Tacer war derjenige, der die letzten zwei Semester versucht hat, die Studiengebühren „im Interesse der Studierenden“ verwenden zu lassen. Noch bevor diese beschlossen waren. Natürlich wurden seine Vorschläge vom Rektorat einfach übergangen. Dennoch hat er durch die Beteiligung an der Diskussion über den Verteilungsmodus der Studiengebühren, deren Einführung legitimiert und den Protest unglaubwürdig gemacht. Jetzt erscheint ein Interview (dessen AutorIn nicht angegeben ist) in dem er sich als den Retter der Studierendenschaft aufspielt.

Als im letzten Semester eine Grundsatzerklärung zu den Studiengebühren im Senat verabschiedet wurde, organisierte der AStA ebenfalls eine Demonstration vor dem Rektorat. Allerdings viel zu kurzfristig. Erst nachdem der damalige Layouter ungefragt Plakate auf gehangen hatte, wurde reagiert. Damals kamen ca. 250 Leute. Die Menschen verschafften sich Zugang zum Senatsraum. Die Sitzung hätte jederzeit durch die Anwesenden Studierenden zum Abbruch gebracht werden können. Jedoch forderten der AStA-Vorsitzende die Leute zur Ordnung auf. Dem wurde Folge geleistet in der Erwartung einer Strategie des AStAs.

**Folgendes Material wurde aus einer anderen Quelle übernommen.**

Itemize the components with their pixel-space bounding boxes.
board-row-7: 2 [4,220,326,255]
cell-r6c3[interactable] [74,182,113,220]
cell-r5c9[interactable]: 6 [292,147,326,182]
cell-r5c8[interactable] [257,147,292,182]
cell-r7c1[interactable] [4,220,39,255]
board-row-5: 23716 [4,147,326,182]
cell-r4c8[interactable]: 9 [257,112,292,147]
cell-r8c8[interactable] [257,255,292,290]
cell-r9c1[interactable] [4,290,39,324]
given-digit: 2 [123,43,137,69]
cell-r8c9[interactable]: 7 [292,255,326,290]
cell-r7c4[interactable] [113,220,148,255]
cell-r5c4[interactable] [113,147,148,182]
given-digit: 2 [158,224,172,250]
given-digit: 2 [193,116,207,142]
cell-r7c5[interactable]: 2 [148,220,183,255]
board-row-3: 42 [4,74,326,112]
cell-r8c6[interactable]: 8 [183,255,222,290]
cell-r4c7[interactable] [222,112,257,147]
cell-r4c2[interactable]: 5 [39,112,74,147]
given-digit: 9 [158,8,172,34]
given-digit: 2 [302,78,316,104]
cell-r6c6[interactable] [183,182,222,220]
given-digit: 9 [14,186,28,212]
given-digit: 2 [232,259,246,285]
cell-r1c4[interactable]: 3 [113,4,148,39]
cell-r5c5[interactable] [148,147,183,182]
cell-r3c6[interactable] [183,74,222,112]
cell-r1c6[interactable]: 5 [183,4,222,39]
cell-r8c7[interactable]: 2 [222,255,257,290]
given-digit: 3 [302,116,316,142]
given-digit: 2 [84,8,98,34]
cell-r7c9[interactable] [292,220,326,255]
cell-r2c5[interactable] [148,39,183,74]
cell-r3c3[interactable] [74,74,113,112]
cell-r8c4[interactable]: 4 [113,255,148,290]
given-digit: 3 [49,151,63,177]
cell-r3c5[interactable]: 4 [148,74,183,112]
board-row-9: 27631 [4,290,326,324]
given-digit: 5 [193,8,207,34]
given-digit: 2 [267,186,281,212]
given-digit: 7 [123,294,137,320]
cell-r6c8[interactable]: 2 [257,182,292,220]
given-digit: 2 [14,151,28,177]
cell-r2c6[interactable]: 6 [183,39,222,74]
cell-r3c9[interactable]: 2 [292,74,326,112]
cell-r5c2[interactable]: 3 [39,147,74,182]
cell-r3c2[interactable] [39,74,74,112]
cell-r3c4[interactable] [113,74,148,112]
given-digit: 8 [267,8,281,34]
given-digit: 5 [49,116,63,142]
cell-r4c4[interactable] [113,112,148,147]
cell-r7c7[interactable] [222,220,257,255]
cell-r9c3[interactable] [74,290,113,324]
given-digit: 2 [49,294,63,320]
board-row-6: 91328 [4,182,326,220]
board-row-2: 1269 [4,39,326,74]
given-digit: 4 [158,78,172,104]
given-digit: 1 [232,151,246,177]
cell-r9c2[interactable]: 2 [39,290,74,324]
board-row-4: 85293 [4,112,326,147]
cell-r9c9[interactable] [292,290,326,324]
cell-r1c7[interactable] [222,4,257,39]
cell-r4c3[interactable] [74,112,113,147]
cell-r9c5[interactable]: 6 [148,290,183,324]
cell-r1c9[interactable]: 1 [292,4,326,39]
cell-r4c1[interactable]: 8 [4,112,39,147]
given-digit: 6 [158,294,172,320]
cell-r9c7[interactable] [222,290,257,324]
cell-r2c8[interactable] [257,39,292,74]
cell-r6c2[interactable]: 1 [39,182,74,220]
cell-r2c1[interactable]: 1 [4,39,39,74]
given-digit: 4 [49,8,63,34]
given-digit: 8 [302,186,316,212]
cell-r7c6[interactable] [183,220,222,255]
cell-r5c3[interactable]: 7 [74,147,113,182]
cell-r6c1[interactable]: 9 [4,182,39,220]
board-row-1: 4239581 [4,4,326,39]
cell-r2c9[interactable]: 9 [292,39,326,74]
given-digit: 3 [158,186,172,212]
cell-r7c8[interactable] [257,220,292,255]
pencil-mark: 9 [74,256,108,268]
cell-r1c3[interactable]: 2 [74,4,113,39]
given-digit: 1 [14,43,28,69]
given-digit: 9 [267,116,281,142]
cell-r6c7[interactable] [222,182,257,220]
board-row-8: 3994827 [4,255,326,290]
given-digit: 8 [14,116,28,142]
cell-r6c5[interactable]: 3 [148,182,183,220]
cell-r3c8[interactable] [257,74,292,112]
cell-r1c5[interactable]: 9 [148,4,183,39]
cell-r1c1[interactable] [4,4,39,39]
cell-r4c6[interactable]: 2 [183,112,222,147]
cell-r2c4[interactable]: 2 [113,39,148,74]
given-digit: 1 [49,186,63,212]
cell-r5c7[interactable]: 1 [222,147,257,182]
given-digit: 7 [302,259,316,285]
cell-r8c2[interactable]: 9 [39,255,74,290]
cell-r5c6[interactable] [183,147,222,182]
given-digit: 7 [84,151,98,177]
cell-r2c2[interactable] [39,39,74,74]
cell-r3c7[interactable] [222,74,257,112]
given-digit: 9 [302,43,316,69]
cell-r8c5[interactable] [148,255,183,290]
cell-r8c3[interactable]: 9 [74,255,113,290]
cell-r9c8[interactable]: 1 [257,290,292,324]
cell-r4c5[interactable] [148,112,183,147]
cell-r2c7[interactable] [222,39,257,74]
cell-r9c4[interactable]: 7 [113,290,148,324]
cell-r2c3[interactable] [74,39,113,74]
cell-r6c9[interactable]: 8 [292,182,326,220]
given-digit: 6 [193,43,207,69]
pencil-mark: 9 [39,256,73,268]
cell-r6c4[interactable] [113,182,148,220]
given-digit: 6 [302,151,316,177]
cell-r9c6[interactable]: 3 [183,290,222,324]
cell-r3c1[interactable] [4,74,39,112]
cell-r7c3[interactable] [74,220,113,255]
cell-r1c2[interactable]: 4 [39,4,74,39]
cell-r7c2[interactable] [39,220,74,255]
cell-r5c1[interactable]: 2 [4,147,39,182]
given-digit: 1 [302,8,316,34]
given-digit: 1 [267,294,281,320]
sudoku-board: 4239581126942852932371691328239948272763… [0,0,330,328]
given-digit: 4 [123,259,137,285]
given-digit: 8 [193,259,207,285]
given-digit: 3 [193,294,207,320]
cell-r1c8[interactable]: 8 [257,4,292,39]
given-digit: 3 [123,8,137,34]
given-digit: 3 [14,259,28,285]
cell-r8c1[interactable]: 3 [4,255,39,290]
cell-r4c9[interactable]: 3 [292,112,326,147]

Was damals nicht geholfen hat eine Entscheidung zu verhindern, soll jetzt auf einmal helfen die Entscheidung wieder zurückzunehmen? Was für Leute können so etwas glauben? Niemand. Jedoch gibt es viele Erstsemester Studierende die nichts von der Vorgeschichte um die Einführung von Studiengebühren wissen und sich tatsächlich Hoffnungen machen könnten. Diese Leuten will der aktuelle AStA als Wähler für die nächsten SP-Wahlen gewinnen. Das von diesen aktiven Studierenden nach dem frustrierenden Erlebnis einer völlig sinnlosen Demonstration für zukünftige richtig geplante Demonstrationen nicht mehr zur Verfügung stehen werden nimmt der AStA offenbar billigend in Kauf.

Hier manifestiert sich mal wieder die Attitüde des AStA-Vorstandes in dem die eigene Profilierung über alles geht.